Preimplantation genetic testing for aneuploidy: PGT-A
Aneuploidy is when there is a missing, or extra, chromosome in an embryo or cell. It is one of the main causes of failed embryo implantation, and can lead to major birth defects such as Down syndrome and Turner syndrome in a child.
PGT-A tests for this. It analyses embryo cells to check if there are 46 chromosomes, the amount most people carry, with 23 coming from each parent. If an embryo is missing a chromosome, that’s called monosomy, while an extra chromosome is called trisomy.

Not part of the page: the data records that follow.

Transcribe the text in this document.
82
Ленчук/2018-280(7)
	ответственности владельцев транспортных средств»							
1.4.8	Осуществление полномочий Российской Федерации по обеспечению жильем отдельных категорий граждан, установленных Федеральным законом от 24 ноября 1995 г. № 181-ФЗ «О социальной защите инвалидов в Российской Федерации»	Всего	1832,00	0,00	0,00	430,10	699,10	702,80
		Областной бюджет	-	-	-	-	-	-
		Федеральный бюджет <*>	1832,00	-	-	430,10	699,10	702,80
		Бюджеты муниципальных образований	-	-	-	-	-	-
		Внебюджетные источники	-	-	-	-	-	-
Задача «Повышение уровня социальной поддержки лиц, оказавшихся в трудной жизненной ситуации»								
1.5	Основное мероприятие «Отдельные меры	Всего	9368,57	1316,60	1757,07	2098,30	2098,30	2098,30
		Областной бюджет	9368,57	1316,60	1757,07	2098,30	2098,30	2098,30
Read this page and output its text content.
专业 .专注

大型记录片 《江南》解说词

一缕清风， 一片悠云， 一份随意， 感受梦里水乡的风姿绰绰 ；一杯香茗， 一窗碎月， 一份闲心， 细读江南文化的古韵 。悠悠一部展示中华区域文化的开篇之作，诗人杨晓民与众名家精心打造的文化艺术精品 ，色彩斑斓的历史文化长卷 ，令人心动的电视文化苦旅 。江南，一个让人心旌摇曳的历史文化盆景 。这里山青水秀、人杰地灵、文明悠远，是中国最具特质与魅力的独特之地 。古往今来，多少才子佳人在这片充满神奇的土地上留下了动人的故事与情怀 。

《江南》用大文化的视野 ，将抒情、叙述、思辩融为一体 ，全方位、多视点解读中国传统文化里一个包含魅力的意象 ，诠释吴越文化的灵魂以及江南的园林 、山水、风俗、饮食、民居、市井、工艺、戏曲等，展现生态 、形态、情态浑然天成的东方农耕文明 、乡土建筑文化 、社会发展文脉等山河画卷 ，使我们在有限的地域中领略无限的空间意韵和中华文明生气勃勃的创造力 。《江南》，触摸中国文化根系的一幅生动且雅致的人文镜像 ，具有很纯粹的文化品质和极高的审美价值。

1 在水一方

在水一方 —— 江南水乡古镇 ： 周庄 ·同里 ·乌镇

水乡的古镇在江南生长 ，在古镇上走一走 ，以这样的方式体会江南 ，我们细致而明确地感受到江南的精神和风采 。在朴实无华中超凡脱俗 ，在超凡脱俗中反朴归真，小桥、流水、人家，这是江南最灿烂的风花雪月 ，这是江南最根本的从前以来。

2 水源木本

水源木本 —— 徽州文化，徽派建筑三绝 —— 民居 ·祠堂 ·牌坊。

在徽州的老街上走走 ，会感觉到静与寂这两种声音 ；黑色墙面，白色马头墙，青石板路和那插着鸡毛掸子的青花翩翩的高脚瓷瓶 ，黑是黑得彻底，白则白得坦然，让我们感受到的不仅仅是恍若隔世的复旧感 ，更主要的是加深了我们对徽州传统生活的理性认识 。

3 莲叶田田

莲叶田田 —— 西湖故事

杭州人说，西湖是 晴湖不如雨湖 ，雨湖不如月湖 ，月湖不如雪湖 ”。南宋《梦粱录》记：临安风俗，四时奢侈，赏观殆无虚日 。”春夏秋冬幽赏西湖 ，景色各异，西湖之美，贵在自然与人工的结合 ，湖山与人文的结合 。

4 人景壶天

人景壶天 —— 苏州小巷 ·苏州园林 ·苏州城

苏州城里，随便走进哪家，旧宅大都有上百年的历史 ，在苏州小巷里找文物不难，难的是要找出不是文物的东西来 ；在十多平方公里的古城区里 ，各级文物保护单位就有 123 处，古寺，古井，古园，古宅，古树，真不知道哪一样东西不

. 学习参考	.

PGT-A is best suited for the following people:
- Couples with previous experience of aneuploidy
- Women over the age of 35
- Women who’ve had unsuccessful fertility treatment before
- Women who’ve had more than two miscarriages
- Women who’ve previously experienced failed embryo implantation
Preimplantation genetic testing for a monogenic disease: PGT-M
With PGT-M, we look for particular genetic mutations that we know already exist in either of the parents. If you have a family history of genetic conditions, there is a greater chance of it being passed on to your child. Preimplantation testing identifies affected embryos so any embryos transferred are known to be healthy..
PGT-M can help prevent conditions such as Huntington’s disease, sickle cell anaemia, cystic fibrosis and muscular dystrophy.
If you have a history of genetic conditions within your family, your fertility specialist may well advise this course of action.